The title of the story is also interesting as it can refer to not only Shotwell’s playing of the game of jacks and the narrator’s desire to be allowed to play too but it is more likely that Barthelme is suggesting that the political landscape that existed at the time and the monitoring that may have taken place, by both America and the Soviet Union, may also have been treated as game-like by those in authority. Though the consequences were more severe with mutual assured destruction guaranteed for both countries should either country fire a nuclear missile at the other. The introduction of Lucy’s diamond ring may also be symbolically significant as an engagement ring would usually be used to symbolise a person’s commitment to another person or their intention to remain connected to a person. By having the narrator use the ring to write on the walls of the bunker Barthelme may be highlighting the narrator’s need to feel connected to the world or at least maintain some type of link to the world that he knows. The setting of the story may also be important as by confining both men to a small space (the bunker) Barthelme may be highlighting the lack of freedom that both men have which is also ironic as it may have been the intention of those with authority to authorize the firing of a missile, rather than taking the freedom away from its citizens (Shotwell and the narrator) may actually have intended to ensure the continued freedom of their citizens by firing a missile
The end of the story is also interesting as it would appear that both men have reached a breaking point and there is a possibility that rather than waiting for orders it is Shotwell’s belief that both he and the narrator should fire the missile.
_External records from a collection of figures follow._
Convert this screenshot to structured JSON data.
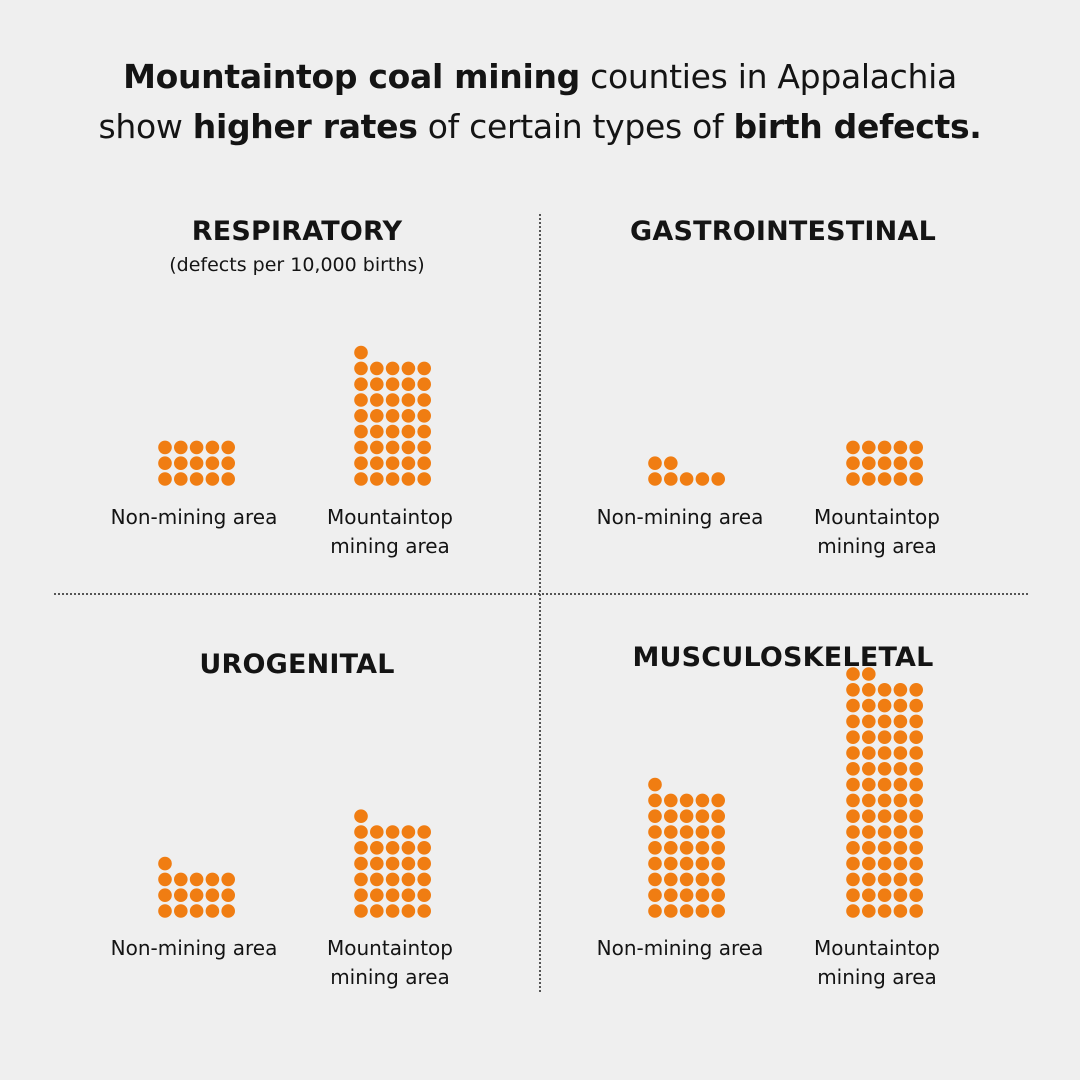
{
  "headline": {
    "line1": [
      {
        "text": "Mountaintop coal mining",
        "bold": true
      },
      {
        "text": " counties in Appalachia",
        "bold": false
      }
    ],
    "line2": [
      {
        "text": "show ",
        "bold": false
      },
      {
        "text": "higher rates",
        "bold": true
      },
      {
        "text": " of certain types of ",
        "bold": false
      },
      {
        "text": "birth defects.",
        "bold": true
      }
    ]
  },
  "dot_color": "#f07d12",
  "chart_data": [
    {
      "type": "bar",
      "title": "RESPIRATORY",
      "subtitle": "(defects per 10,000 births)",
      "categories": [
        "Non-mining area",
        "Mountaintop mining area"
      ],
      "label_lines": [
        [
          "Non-mining area"
        ],
        [
          "Mountaintop",
          "mining area"
        ]
      ],
      "values": [
        15,
        41
      ],
      "ylabel": "defects per 10,000 births"
    },
    {
      "type": "bar",
      "title": "GASTROINTESTINAL",
      "categories": [
        "Non-mining area",
        "Mountaintop mining area"
      ],
      "label_lines": [
        [
          "Non-mining area"
        ],
        [
          "Mountaintop",
          "mining area"
        ]
      ],
      "values": [
        7,
        15
      ]
    },
    {
      "type": "bar",
      "title": "UROGENITAL",
      "categories": [
        "Non-mining area",
        "Mountaintop mining area"
      ],
      "label_lines": [
        [
          "Non-mining area"
        ],
        [
          "Mountaintop",
          "mining area"
        ]
      ],
      "values": [
        16,
        31
      ]
    },
    {
      "type": "bar",
      "title": "MUSCULOSKELETAL",
      "categories": [
        "Non-mining area",
        "Mountaintop mining area"
      ],
      "label_lines": [
        [
          "Non-mining area"
        ],
        [
          "Mountaintop",
          "mining area"
        ]
      ],
      "values": [
        41,
        77
      ]
    }
  ]
}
As to why Shotwell may want to do this is unclear however it is possible that Shotwell having been isolated from the outside world for so long is no longer thinking clearly or lucidly. There is also a sense that the narrator is prepared to follow Shotwell’s lead and rather than kill him as he has been instructed to do, should he notice that Shotwell is acting strangely, intends instead to help Shotwell fire the missile so that he is allowed to play a game of jacks. There is a real sense of irony at the end of the story as the responsibility for firing the missile appears to be in the hands of two men who may not be well balanced and one of them may be making his decision to fire a missile based on his desire to play a playground game. Which could be the point that Barthelme is attempting to make. Just as the narrator and Shotwell may be heading towards madness Barthelme may also be suggesting that those with a responsibility or who may have authority when it comes to the decision to fire a nuclear weapon may likewise be of unsound mind and consider their actions to be no more than a game.